If you are no longer in a relationship with your children’s other parent, you may not be able to cut him or her out of your life completely. After all, if you share custody, you may need to see your ex every time you drop off and pick up your kids.
Your child custody transfer is the interaction you have with a co-parent when the children are transitioning between households. Depending on your custody agreement, these transfers may occur once, twice or even three times per week.
Where do custody transfers happen?
After your custody transfers become old hat, you may be able to conduct them at either your home or your ex’s house. In the first few months after your divorce or separation, though, you may want to transfer custody at a neutral location. To set realistic expectations, it is advisable to include the location of your custody transfers in your custody agreement or parenting plan.
How can you prepare for custody transfers?

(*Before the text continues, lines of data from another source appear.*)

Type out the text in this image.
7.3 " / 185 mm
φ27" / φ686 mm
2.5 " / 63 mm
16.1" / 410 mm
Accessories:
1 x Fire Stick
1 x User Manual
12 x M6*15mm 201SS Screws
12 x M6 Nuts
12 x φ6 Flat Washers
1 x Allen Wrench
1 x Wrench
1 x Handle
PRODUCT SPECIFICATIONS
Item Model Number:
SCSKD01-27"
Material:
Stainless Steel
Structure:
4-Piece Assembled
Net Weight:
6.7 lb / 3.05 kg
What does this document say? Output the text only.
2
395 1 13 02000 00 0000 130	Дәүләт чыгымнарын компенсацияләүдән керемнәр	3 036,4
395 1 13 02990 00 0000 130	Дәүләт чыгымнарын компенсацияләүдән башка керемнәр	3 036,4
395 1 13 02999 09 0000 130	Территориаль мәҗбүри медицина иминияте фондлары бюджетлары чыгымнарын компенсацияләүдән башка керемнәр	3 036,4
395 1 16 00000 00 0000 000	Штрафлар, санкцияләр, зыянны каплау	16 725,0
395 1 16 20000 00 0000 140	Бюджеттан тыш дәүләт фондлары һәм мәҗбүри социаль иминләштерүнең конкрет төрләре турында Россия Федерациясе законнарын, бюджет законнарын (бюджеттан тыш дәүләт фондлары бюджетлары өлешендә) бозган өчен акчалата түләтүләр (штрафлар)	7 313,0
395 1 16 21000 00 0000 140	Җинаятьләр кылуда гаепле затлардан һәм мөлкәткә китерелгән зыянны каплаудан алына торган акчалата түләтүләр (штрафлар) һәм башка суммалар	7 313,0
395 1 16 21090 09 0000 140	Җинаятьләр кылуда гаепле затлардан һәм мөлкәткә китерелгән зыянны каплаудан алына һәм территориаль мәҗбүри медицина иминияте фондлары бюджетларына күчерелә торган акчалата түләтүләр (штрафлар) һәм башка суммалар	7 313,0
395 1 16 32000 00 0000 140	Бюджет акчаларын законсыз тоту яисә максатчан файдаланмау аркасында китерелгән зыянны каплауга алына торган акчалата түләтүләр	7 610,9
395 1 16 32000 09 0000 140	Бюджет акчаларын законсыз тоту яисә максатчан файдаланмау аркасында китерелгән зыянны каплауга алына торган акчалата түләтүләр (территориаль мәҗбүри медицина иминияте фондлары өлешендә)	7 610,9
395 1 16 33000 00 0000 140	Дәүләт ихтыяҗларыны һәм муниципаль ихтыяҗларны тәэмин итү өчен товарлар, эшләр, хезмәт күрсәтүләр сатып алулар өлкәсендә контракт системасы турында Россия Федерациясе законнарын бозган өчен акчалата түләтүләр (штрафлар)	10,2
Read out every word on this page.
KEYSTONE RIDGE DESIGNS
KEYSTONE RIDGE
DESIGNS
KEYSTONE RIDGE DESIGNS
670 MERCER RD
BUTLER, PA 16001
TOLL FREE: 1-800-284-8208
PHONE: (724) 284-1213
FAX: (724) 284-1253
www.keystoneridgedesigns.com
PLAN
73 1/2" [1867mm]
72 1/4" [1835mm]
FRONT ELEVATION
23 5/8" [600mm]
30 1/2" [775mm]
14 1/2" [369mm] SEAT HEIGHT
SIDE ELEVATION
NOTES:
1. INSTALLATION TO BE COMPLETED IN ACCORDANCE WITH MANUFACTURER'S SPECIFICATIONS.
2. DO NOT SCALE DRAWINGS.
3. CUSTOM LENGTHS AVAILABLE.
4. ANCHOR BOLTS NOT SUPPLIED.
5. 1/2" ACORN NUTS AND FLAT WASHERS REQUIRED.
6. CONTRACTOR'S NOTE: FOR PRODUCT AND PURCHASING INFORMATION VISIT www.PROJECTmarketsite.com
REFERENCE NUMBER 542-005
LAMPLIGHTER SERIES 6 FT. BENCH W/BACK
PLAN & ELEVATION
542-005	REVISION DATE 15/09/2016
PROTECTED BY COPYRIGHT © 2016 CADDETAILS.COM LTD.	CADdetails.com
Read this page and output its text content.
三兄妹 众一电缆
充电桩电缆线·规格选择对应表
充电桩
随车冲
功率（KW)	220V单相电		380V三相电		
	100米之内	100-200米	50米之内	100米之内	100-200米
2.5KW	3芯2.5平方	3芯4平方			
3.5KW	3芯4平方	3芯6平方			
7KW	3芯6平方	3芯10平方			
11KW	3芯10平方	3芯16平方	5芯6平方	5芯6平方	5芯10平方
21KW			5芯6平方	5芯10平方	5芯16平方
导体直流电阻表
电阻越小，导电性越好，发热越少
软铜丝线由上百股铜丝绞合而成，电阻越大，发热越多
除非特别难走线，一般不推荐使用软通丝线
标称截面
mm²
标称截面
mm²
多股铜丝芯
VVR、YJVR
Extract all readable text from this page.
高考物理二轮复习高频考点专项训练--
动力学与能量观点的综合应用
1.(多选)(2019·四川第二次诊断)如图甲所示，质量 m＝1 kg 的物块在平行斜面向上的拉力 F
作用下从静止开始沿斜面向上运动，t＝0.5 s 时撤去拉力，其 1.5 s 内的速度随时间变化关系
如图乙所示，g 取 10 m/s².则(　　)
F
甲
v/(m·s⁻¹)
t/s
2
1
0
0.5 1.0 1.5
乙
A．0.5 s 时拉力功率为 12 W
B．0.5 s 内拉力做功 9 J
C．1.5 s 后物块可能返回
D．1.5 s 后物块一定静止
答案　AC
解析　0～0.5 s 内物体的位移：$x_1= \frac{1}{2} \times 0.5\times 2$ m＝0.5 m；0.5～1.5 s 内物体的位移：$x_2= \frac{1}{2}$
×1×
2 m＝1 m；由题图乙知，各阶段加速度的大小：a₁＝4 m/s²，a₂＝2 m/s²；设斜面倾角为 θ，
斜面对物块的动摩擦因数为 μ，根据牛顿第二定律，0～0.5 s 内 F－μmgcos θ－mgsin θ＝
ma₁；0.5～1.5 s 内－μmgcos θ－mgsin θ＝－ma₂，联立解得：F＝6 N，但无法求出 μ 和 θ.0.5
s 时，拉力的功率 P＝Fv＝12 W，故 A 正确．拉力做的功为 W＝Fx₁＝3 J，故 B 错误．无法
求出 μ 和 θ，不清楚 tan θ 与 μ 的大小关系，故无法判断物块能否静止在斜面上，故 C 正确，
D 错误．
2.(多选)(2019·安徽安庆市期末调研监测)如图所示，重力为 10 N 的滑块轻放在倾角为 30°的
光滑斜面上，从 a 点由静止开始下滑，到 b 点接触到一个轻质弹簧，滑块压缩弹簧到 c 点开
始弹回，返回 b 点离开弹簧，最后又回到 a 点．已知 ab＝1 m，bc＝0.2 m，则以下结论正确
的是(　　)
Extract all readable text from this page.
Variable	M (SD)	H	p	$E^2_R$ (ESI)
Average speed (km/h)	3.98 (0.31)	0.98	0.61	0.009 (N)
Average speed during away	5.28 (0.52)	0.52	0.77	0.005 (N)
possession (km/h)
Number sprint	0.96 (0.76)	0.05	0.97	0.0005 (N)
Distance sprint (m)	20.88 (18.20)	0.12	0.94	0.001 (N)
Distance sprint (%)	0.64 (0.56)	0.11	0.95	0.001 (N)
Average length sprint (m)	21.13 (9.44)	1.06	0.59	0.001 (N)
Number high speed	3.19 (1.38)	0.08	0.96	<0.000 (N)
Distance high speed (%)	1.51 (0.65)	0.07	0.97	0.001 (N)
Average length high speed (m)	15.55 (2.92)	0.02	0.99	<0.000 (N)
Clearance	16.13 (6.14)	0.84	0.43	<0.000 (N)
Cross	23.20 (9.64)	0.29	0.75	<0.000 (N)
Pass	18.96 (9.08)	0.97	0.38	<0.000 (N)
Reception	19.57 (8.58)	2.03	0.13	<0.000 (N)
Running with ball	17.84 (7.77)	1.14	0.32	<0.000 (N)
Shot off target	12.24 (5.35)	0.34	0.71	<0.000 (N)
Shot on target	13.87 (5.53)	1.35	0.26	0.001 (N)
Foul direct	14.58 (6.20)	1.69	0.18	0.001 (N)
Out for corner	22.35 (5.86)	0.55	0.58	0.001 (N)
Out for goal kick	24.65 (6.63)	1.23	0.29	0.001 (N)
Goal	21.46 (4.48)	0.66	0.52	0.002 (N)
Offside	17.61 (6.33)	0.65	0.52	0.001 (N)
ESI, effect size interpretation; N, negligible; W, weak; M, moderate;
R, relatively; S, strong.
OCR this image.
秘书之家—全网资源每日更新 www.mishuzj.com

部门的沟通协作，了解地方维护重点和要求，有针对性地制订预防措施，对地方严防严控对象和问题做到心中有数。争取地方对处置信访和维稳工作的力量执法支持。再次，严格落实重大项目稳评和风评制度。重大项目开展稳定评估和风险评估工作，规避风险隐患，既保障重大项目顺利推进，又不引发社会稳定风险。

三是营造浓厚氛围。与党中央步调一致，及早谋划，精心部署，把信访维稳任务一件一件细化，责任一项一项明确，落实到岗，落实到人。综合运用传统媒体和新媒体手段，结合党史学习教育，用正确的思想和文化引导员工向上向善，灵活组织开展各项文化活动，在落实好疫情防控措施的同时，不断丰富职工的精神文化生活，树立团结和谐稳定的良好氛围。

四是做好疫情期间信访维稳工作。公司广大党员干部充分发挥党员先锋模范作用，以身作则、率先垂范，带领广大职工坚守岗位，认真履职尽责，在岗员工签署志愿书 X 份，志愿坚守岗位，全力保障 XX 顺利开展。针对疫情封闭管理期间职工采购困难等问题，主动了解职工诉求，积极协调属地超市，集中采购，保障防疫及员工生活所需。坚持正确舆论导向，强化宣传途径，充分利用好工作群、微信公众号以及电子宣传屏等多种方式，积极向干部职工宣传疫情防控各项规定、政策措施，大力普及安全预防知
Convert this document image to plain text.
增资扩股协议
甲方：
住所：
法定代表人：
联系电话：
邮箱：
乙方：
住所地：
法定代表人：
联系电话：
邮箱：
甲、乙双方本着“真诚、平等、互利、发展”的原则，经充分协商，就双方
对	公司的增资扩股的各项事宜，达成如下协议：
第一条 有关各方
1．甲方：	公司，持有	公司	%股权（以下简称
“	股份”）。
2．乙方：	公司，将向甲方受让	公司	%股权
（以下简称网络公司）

If you and your ex had an acrimonious relationship, your custody transfers may turn into shouting matches or worse. To keep conflict in check, it is critical to prepare both yourself and your children for each custody transfer. Here are some tips:
- Pack essential items, such as toys, clothing and homework, the night before the transfer
- Feed your kids before you go to the transfer location
- Dress your children appropriately for weather conditions
- Arrive at the transfer location a bit early
- Notify your ex of any foreseeable delays or changes in plans
Ultimately, any effort you put into making your custody transfers a success is likely to benefit you, your children and your ex.